Jadi penulis hidup dalam dua jenis pekerjaan setiap harinya, pagi buta di perempatan Ringroad mengasong koran dan siang hari sampai sore di sebuah boks kios PKL usaha kecil-kecilan. Lumayan sampai sekarang penulis bisa bertahan hidup di perantauan Yogya. Kadang-kadang penulis beranggapan itu sebagai bentuk petualangan walaupun tidak seseru tokoh dalam novel.
Cita-cita sih kepengin jadi penulis terkenal, He He He dan sekarang lagi coba nih kirim-kirim naskah novel. Isinya yah sebenarnya memang pengalaman penulis di manapun pernah singgah.
Kalau Yoga, ya ini salah satu asana yang dilatih penulis hampir setiap harinya. Satu persatu saja ya,
Asana PASCHIMOTASANA,
-Duduklah dengan kedua kaki merapat dan lurus kedepan. Lengan menyentuh badan telapak tangan menyentuh lantai. Tulang punggung tegak lurus.
-Angkatlah kedua lengan anda, sehingga sejajar dengan lantai.
-Angkat terus, hingga berposisi vertikal dan menyentuh telinga. Telapak tangan menghadap keluar.
-Bungkukkan badan kedepan, peganglah jempol kaki dengan tangan sambil membungkuk semaksimal mungkin (Mencium lutut).
-Pertahankan postur ini selama beberapa saat (Semampunya).
Itulah salah satu yang penulis latih setiap hari, bila senggang tentunya. Oh latihan Asana ini sudah menjadi semacam journal bagi penulis. Jadi untuk meninggalkannya malah jadi aneh. Serasa bukan diri penulis nantinya.
Biarlah kegiatan tersebut terus melekat pada diri penulis, tambahannya adalah kesenangan penulis berupa hobi keluyuran.
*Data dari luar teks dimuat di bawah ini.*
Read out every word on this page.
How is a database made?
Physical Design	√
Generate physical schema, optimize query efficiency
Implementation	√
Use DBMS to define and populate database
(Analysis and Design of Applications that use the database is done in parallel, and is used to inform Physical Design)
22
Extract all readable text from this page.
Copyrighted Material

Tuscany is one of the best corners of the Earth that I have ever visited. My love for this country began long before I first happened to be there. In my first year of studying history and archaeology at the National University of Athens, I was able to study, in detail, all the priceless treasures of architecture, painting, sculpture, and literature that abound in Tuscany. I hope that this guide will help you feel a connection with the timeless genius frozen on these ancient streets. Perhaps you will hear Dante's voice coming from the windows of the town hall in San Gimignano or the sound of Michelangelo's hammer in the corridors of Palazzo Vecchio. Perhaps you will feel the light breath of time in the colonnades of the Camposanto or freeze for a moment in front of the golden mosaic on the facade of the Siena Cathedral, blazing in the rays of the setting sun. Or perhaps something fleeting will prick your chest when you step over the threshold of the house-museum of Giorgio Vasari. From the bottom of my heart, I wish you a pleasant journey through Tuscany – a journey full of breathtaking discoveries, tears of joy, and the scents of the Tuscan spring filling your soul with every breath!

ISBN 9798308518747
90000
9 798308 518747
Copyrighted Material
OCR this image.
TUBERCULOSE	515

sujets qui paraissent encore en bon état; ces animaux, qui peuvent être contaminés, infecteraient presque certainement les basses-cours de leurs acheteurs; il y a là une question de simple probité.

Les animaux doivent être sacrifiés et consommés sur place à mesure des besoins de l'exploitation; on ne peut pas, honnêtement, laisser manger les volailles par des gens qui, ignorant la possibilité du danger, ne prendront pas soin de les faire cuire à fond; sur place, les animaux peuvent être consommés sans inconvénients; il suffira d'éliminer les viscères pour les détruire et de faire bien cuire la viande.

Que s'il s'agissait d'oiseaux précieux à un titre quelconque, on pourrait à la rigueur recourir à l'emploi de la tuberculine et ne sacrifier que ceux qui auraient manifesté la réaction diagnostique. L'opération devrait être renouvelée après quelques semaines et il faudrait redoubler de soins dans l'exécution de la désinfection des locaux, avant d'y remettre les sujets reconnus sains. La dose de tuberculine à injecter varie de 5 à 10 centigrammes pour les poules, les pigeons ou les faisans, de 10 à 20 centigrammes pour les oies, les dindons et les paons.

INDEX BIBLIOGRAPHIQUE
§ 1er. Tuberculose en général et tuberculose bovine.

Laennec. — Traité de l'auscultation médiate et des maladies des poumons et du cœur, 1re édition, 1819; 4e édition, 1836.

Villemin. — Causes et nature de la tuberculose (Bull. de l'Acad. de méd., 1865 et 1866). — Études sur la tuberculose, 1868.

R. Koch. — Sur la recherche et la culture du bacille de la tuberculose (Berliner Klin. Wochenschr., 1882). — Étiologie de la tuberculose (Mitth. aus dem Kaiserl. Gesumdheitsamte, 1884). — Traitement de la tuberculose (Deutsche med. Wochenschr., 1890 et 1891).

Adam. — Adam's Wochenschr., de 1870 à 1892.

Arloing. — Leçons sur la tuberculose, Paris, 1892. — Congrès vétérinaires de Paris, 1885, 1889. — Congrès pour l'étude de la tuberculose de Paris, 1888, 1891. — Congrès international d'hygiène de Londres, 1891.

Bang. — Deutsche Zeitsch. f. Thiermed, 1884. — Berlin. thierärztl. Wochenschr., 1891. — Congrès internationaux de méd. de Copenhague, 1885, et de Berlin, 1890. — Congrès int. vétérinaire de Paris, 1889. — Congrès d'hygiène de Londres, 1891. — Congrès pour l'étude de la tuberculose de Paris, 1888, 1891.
Tentu didalam hobi tersebut ada yang didapat, semacam oleh-oleh.
Langsung saat hari subuh, penulis keluar rumah. He He He kali ini sholat subuh tak terlaksana, batuk flu demikian keras membuat tenggorokan penulis sakit dan tidak berkonsentrasi bila sholat.
Seperti biasa keluar rumah jam segitu pasti berjumpa dengan beberapa tetangga yang baru dari sebuah masjid sholat berjamaah. Penulis langsung kabur secepatnya agar tidak kepergok orang-orang tua yang pasti akan menegur karena tak pernah sholat berjamaah.
Jalan terus menuju selatan.Berbelok ke Salakan terus belok menyusuri jalan kecil Saman. Uups sampai di sebuah kuburan Saman, berjumpa seorang lelaki yang dikenal penulis, itu langganan koran Merapi buka bengkel PRES POROKS di jalan Prangtritis depan kompleks Ruko Perwita Regency.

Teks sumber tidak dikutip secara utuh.